- IATA: YHJ; ICAO: ZSYH;

Summary
- Airport type: Aircraft testing, general aviation
- Location: Nanchang, Jiangxi, China
- Opened: 16 August 2018
- Coordinates: 28°42′3.5″N 116°6′27.7″E﻿ / ﻿28.700972°N 116.107694°E

Map
- Yaohu Location of the airport in China

Runways
| Direction | Length |  | Surface |
| m | ft |
|  | 3,600 | 11,811 | Cement |

= Nanchang Yaohu Airport =

Nanchang Yaohu Airport (南昌瑶湖机场) is an airport in Nanchang, Jiangxi, China, mainly used by Hongdu Aviation Industry Group Ltd., a major Chinese aircraft manufacturer, for test flights. It also serves as a general aviation airport.

==Facilities==
Yaohu Airport is the second largest airport in Jiangxi, occupying an area of 60000 m2. It has a runway that is 3600 m long and 60 m wide, and more than 100 aircraft parking spaces.

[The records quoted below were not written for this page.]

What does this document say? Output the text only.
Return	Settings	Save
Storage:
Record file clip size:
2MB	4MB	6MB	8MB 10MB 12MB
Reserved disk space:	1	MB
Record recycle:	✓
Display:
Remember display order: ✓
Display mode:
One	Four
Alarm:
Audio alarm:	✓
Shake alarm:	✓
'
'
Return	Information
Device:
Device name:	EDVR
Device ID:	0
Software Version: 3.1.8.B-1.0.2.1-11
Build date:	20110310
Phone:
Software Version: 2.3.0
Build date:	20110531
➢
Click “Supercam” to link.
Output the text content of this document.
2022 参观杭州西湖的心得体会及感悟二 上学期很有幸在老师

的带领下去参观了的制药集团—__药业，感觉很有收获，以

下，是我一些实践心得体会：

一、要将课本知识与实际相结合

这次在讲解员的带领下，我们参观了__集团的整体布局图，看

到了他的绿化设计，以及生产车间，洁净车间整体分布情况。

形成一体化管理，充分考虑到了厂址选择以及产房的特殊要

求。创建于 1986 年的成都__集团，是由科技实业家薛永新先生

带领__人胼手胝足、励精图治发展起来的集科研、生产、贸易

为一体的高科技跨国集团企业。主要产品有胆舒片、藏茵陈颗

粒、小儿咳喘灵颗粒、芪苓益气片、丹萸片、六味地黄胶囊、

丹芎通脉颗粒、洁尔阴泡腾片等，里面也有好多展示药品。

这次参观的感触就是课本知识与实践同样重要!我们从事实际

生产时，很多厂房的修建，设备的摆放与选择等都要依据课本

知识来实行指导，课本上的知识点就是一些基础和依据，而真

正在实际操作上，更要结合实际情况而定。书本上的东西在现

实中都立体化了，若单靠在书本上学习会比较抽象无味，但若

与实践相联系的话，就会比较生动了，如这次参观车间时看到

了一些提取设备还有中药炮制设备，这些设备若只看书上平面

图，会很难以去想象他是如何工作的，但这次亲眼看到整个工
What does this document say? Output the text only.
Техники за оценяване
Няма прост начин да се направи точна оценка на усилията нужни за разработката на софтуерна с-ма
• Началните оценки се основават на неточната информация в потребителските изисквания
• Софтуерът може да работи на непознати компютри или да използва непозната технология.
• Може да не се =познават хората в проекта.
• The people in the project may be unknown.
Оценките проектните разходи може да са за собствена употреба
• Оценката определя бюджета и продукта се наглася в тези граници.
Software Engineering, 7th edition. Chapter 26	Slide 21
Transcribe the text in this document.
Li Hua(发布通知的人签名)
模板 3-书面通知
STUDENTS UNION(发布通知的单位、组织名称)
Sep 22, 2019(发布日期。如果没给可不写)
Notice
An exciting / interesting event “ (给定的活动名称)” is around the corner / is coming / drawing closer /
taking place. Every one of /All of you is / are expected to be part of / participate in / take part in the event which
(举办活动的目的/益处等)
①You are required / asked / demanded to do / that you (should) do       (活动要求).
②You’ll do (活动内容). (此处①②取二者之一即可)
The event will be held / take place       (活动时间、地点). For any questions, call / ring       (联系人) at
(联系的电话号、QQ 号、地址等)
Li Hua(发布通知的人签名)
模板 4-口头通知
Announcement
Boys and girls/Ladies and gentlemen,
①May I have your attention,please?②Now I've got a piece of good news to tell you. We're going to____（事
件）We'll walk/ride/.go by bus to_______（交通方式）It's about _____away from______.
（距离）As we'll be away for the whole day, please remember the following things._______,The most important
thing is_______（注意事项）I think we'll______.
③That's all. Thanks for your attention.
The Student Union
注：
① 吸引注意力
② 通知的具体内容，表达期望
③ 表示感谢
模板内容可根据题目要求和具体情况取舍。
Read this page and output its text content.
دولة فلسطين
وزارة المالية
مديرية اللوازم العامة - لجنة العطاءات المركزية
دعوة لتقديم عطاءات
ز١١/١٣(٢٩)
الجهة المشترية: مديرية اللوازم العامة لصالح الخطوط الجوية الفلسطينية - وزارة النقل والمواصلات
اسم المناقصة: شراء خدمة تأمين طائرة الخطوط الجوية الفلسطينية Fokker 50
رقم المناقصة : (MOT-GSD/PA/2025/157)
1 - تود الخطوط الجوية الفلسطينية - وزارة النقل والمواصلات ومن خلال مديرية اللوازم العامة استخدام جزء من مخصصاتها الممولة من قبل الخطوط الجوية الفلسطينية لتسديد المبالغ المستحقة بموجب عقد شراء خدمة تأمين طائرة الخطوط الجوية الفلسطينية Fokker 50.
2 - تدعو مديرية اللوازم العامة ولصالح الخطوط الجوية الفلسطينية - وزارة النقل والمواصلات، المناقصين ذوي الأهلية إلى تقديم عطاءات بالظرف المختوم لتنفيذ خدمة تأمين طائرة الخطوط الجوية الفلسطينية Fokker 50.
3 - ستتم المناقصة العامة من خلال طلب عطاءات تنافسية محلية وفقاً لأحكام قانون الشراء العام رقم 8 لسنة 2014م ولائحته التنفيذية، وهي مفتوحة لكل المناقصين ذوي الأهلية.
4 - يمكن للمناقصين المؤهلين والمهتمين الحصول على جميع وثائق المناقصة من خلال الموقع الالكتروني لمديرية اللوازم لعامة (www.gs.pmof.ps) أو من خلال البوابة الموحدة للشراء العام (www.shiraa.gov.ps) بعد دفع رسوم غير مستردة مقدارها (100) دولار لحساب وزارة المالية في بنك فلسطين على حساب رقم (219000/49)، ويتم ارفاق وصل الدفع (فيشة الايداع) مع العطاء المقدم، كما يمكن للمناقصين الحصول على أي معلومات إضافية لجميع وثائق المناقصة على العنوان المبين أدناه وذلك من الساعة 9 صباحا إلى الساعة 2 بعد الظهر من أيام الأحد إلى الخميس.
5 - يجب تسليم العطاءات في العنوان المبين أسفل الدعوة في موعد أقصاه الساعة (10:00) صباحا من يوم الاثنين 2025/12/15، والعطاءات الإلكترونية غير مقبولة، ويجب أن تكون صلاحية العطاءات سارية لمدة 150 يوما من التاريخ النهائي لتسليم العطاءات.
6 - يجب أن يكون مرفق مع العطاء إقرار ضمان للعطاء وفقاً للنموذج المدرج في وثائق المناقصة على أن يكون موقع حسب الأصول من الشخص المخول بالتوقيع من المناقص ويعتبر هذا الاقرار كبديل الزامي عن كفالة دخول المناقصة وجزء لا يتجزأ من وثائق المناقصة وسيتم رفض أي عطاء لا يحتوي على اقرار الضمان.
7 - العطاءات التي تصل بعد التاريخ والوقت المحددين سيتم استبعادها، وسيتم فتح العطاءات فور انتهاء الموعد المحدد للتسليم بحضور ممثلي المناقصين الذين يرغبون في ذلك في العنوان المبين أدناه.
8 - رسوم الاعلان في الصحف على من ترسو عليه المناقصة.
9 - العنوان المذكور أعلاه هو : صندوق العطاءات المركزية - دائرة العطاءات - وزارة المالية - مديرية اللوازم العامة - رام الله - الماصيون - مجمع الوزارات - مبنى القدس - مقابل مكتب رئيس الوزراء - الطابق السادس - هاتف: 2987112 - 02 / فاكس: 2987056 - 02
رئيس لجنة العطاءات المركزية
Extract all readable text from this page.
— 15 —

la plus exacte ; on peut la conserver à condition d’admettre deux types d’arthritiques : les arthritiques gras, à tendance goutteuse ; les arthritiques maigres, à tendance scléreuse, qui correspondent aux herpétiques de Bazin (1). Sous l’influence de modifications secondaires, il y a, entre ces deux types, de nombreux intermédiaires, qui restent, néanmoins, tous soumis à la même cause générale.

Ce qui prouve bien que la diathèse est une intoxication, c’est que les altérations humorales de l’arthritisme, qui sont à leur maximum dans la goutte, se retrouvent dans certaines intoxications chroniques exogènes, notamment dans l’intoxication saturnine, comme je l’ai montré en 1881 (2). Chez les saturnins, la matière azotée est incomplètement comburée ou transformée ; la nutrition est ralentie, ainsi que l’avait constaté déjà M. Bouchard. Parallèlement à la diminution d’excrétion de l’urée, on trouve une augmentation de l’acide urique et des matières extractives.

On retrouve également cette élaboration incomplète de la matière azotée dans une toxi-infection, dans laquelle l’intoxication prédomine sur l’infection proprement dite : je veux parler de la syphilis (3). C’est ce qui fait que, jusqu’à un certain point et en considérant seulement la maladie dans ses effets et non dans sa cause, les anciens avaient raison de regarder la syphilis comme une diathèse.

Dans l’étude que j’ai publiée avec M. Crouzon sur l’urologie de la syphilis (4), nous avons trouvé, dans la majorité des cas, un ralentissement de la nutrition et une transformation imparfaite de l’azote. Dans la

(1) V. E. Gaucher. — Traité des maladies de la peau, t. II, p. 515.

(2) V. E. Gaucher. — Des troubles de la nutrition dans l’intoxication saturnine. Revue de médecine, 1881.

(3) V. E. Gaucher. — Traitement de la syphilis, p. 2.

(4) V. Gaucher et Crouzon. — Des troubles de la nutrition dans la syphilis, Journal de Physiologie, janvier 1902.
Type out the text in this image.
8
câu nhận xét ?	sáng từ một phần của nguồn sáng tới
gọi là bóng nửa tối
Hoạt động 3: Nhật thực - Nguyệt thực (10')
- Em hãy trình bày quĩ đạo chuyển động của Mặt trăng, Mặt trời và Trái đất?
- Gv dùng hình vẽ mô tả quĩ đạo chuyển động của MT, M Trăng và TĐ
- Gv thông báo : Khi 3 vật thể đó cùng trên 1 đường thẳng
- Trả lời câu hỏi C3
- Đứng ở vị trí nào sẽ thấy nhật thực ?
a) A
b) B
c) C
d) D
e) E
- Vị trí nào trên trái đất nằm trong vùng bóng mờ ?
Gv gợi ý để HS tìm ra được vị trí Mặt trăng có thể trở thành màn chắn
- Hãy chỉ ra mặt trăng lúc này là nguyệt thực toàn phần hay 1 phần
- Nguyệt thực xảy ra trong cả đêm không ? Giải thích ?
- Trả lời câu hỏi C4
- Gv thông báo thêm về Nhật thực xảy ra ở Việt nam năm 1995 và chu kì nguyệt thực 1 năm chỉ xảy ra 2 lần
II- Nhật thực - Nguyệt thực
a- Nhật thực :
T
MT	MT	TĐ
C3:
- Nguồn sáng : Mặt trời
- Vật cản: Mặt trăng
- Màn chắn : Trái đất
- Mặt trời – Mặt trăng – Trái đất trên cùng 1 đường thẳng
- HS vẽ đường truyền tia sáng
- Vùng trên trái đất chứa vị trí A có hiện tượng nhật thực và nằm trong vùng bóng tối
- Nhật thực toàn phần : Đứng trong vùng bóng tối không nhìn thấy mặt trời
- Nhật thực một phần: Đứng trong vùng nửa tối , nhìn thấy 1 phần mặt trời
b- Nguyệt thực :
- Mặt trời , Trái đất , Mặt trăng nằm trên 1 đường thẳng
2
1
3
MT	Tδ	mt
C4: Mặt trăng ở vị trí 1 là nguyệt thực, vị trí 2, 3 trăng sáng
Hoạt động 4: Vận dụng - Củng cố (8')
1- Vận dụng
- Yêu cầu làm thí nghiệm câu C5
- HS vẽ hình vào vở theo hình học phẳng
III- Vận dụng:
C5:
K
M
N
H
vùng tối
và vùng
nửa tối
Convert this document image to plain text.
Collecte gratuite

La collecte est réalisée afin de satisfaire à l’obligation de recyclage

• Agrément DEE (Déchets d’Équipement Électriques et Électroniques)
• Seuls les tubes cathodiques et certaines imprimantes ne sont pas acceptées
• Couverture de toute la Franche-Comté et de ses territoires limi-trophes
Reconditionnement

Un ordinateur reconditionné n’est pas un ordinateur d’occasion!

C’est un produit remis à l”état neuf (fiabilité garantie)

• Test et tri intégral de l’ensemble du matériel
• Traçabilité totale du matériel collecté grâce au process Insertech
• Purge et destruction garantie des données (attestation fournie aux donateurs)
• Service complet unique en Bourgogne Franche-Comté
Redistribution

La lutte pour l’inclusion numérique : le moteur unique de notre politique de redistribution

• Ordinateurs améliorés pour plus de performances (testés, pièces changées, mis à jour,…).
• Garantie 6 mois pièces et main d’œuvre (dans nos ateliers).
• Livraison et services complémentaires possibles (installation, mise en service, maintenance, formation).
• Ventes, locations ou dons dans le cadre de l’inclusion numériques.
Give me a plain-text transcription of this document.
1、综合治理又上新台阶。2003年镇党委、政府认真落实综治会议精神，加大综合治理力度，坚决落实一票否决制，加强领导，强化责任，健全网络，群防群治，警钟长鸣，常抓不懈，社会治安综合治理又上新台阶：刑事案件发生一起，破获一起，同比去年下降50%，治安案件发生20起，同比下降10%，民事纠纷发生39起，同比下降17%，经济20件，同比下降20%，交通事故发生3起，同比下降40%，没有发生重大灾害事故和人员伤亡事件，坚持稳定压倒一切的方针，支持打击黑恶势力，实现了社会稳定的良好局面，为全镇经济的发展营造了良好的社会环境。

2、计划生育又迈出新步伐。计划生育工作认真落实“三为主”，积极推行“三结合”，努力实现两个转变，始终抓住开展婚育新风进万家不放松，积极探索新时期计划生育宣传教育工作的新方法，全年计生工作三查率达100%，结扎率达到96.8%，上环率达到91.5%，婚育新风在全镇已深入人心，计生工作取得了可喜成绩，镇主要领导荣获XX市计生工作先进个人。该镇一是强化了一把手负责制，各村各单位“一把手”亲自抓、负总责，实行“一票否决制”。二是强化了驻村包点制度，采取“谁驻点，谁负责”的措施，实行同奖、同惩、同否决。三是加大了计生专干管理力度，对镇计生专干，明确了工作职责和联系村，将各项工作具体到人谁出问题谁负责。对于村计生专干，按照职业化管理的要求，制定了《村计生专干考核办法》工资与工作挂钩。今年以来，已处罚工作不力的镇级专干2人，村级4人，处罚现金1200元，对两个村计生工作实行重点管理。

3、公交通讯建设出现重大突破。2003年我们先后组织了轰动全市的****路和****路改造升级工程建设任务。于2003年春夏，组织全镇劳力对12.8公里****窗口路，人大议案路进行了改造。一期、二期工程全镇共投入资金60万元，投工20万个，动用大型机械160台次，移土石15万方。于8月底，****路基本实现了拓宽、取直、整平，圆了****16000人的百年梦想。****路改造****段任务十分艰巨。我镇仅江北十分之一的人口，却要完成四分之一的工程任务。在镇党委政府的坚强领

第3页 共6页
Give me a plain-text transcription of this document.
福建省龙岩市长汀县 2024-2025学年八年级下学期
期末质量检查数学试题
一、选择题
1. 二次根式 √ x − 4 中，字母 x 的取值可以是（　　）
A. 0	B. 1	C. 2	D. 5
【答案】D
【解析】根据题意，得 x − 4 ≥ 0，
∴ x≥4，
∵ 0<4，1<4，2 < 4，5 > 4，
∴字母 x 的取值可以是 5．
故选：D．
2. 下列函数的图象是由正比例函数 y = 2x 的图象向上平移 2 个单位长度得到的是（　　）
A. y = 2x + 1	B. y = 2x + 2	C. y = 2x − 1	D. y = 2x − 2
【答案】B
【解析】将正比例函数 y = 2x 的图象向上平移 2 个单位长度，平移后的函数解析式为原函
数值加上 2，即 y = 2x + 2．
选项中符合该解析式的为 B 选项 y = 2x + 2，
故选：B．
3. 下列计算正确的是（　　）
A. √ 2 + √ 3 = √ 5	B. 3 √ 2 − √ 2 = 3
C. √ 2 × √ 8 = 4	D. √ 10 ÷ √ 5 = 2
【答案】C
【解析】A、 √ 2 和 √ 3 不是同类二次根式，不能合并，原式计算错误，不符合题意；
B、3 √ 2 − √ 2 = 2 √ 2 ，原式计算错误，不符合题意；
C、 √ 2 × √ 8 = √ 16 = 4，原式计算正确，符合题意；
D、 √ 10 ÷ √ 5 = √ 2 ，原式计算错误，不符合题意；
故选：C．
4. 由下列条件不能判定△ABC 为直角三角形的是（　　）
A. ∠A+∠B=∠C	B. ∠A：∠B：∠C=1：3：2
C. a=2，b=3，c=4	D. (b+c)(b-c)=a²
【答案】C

It may be used for test flights of the Comac C919 aircraft.

==History==
Since its founding in 1951, Hongdu Aviation had used Nanchang Qingyunpu Airport for test flights. With the expansion of the city of Nanchang, Qingyunpu Airport became surrounded by the increasingly urban Qingyunpu District and restricted its development. On 23 December 2009, the Jiangxi provincial government reached an agreement with Aviation Industry Corporation of China, the parent company of Hongdu Aviation, to build Yaohu Airport in the Nanchang Aviation Industrial City as the replacement for Qingyunpu Airport. Construction officially began on 24 November 2016, and the airport was opened on 16 August 2018. The total cost was 1.65 billion yuan.